Even a very bad nuclear accident, such as extreme folly induced
at Chernobyl did not kill nearly as many people as died in the Piper
Alpha oil field accident, whose death toll was 167. However, there
will be hundreds and perhaps thousands of cancers because of Chernobyl:
radiation doses kill most of their victims after a delay of a couple
of decades. But then, there are health risk associated with burning
the oil which Piper Alpha wsproducing, as well.
Why take the risks associated with even well-managed nuclear power?

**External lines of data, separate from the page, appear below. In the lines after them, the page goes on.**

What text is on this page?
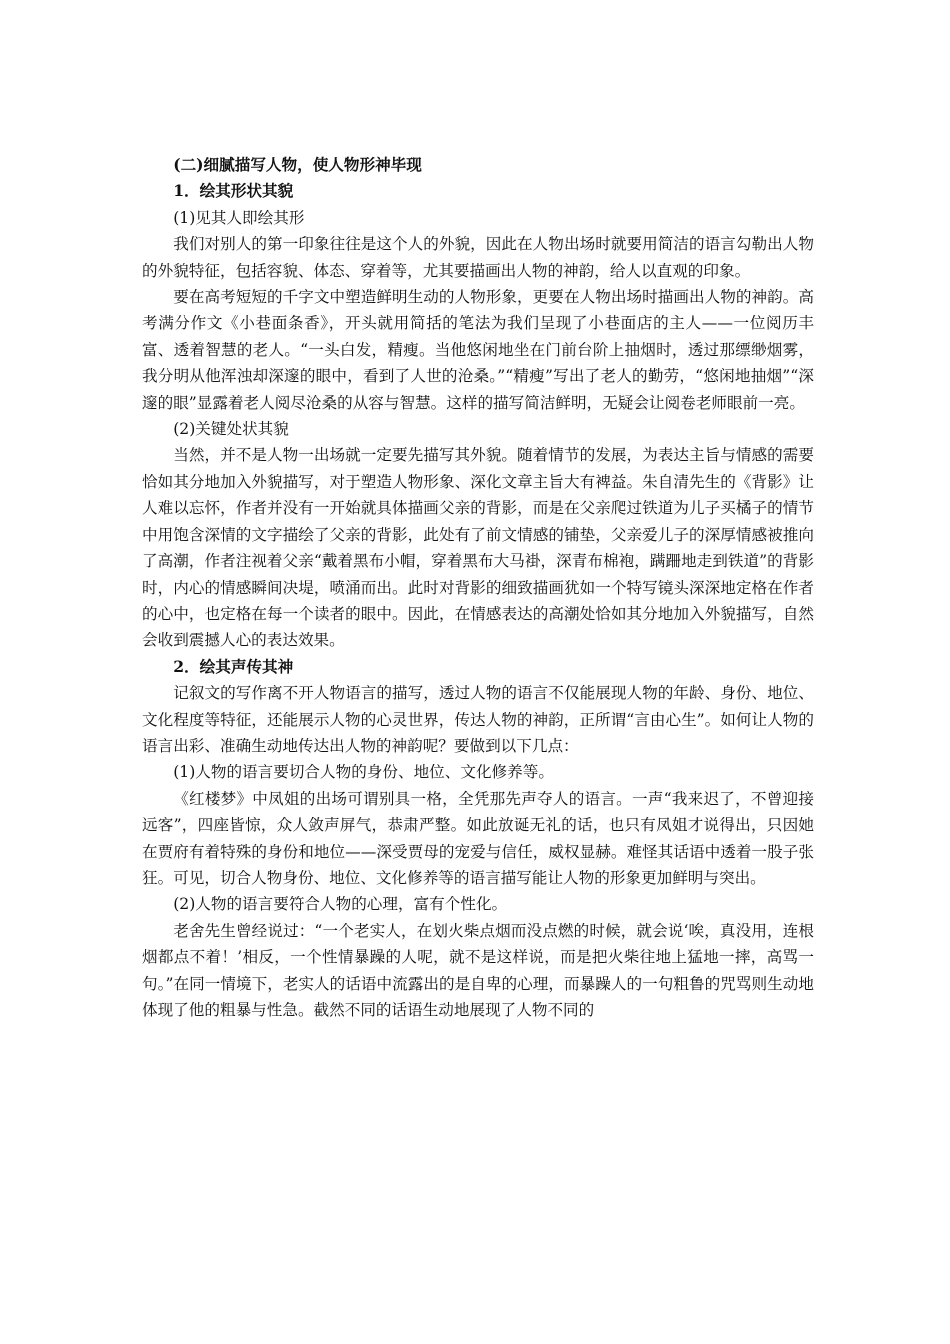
(二)细腻描写人物，使人物形神毕现

1．绘其形状其貌

(1)见其人即绘其形

我们对别人的第一印象往往是这个人的外貌，因此在人物出场时就要用简洁的语言勾勒出人物的外貌特征，包括容貌、体态、穿着等，尤其要描画出人物的神韵，给人以直观的印象。

要在高考短短的千字文中塑造鲜明生动的人物形象，更要在人物出场时描画出人物的神韵。高考满分作文《小巷面条香》，开头就用简括的笔法为我们呈现了小巷面店的主人——一位阅历丰富、透着智慧的老人。“一头白发，精瘦。当他悠闲地坐在门前台阶上抽烟时，透过那缥缈烟雾，我分明从他浑浊却深邃的眼中，看到了人世的沧桑。”“精瘦”写出了老人的勤劳，“悠闲地抽烟”“深邃的眼”显露着老人阅尽沧桑的从容与智慧。这样的描写简洁鲜明，无疑会让阅卷老师眼前一亮。

(2)关键处状其貌

当然，并不是人物一出场就一定要先描写其外貌。随着情节的发展，为表达主旨与情感的需要恰如其分地加入外貌描写，对于塑造人物形象、深化文章主旨大有裨益。朱自清先生的《背影》让人难以忘怀，作者并没有一开始就具体描画父亲的背影，而是在父亲爬过铁道为儿子买橘子的情节中用饱含深情的文字描绘了父亲的背影，此处有了前文情感的铺垫，父亲爱儿子的深厚情感被推向了高潮，作者注视着父亲“戴着黑布小帽，穿着黑布大马褂，深青布棉袍，蹒跚地走到铁道”的背影时，内心的情感瞬间决堤，喷涌而出。此时对背影的细致描画犹如一个特写镜头深深地定格在作者的心中，也定格在每一个读者的眼中。因此，在情感表达的高潮处恰如其分地加入外貌描写，自然会收到震撼人心的表达效果。

2．绘其声传其神

记叙文的写作离不开人物语言的描写，透过人物的语言不仅能展现人物的年龄、身份、地位、文化程度等特征，还能展示人物的心灵世界，传达人物的神韵，正所谓“言由心生”。如何让人物的语言出彩、准确生动地传达出人物的神韵呢？要做到以下几点：

(1)人物的语言要切合人物的身份、地位、文化修养等。

《红楼梦》中凤姐的出场可谓别具一格，全凭那先声夺人的语言。一声“我来迟了，不曾迎接远客”，四座皆惊，众人敛声屏气，恭肃严整。如此放诞无礼的话，也只有凤姐才说得出，只因她在贾府有着特殊的身份和地位——深受贾母的宠爱与信任，威权显赫。难怪其话语中透着一股子张狂。可见，切合人物身份、地位、文化修养等的语言描写能让人物的形象更加鲜明与突出。

(2)人物的语言要符合人物的心理，富有个性化。

老舍先生曾经说过：“一个老实人，在划火柴点烟而没点燃的时候，就会说‘唉，真没用，连根烟都点不着！’相反，一个性情暴躁的人呢，就不是这样说，而是把火柴往地上猛地一摔，高骂一句。”在同一情境下，老实人的话语中流露出的是自卑的心理，而暴躁人的一句粗鲁的咒骂则生动地体现了他的粗暴与性急。截然不同的话语生动地展现了人物不同的
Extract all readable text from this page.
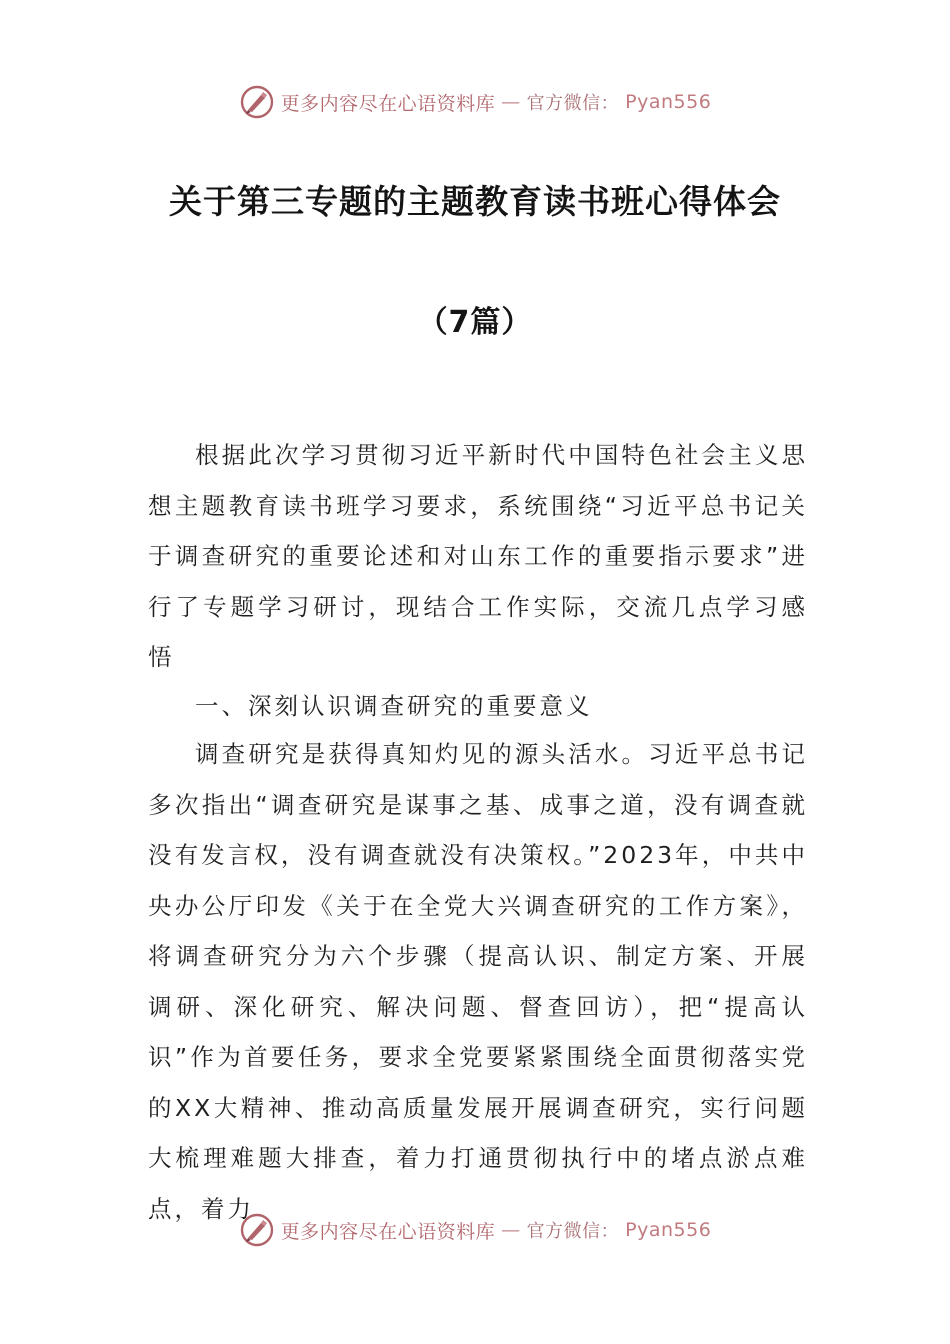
更多内容尽在心语资料库 — 官方微信： Pyan556
关于第三专题的主题教育读书班心得体会
（7篇）

根据此次学习贯彻习近平新时代中国特色社会主义思想主题教育读书班学习要求，系统围绕“习近平总书记关于调查研究的重要论述和对山东工作的重要指示要求”进行了专题学习研讨，现结合工作实际，交流几点学习感悟

一、深刻认识调查研究的重要意义

调查研究是获得真知灼见的源头活水。习近平总书记多次指出“调查研究是谋事之基、成事之道，没有调查就没有发言权，没有调查就没有决策权。”2023年，中共中央办公厅印发《关于在全党大兴调查研究的工作方案》，将调查研究分为六个步骤（提高认识、制定方案、开展调研、深化研究、解决问题、督查回访），把“提高认识”作为首要任务，要求全党要紧紧围绕全面贯彻落实党的XX大精神、推动高质量发展开展调查研究，实行问题大梳理难题大排查，着力打通贯彻执行中的堵点淤点难点，着力

更多内容尽在心语资料库 — 官方微信： Pyan556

Sometime half way through the next century, and barring accident,
there will be 10 billion energy-hungry people in the world. Of these,
many will live on bits of the earth's crust which are rich in coal
and to a much lesser extent oil. Both these are the product of the
arrested and modified decay of plantlife orginally fueled by the
heat of the sun's fusion reactions. Niether will last indefinitely,
and in any case their use is expensive if limiting or adjusting
to their pollution is taken into account. If global warming becomes
a prime factor, we will have an additional motive to shift towards
non-fossil fuels. True, solar power technologies can do a good deal
with the present warmth of the sun, but they are expensive.
We may yet be very glad that we know how to use the radioactivity
which remains from the earth's creation.
Footnotes
[1] In the Japanese case, 42,000 people were exposed to an average
dose of 300 mSv (average UK exposure 2.5 mSv); by 1986, 3291 of
that population died of cancer, about 400 more than would have been
expected in a non-exposed population. 1991, KSU Analysis Group,
S-611, 82 Nykoping, Sweden.
[2] In 1987 4 workers receieved in excess of legal limit of 50 mSv.
1000 received doses above 15 mSV. Annual average worker does 2mSv.
Subsonic aircrew are exposed to about 2mSv and supersonic crews
to 2.5 mSv-17 mSv. Coalminers average 1.2 mSv. Radon-exposed miners
recieve about 14 mSv. pp 33-34, Living With Radiation, National
Radiological Protection Board, 1990, London, HMSO.
[3] p 24 Radiation: Effects and Control, UKAEA, Feb 1993.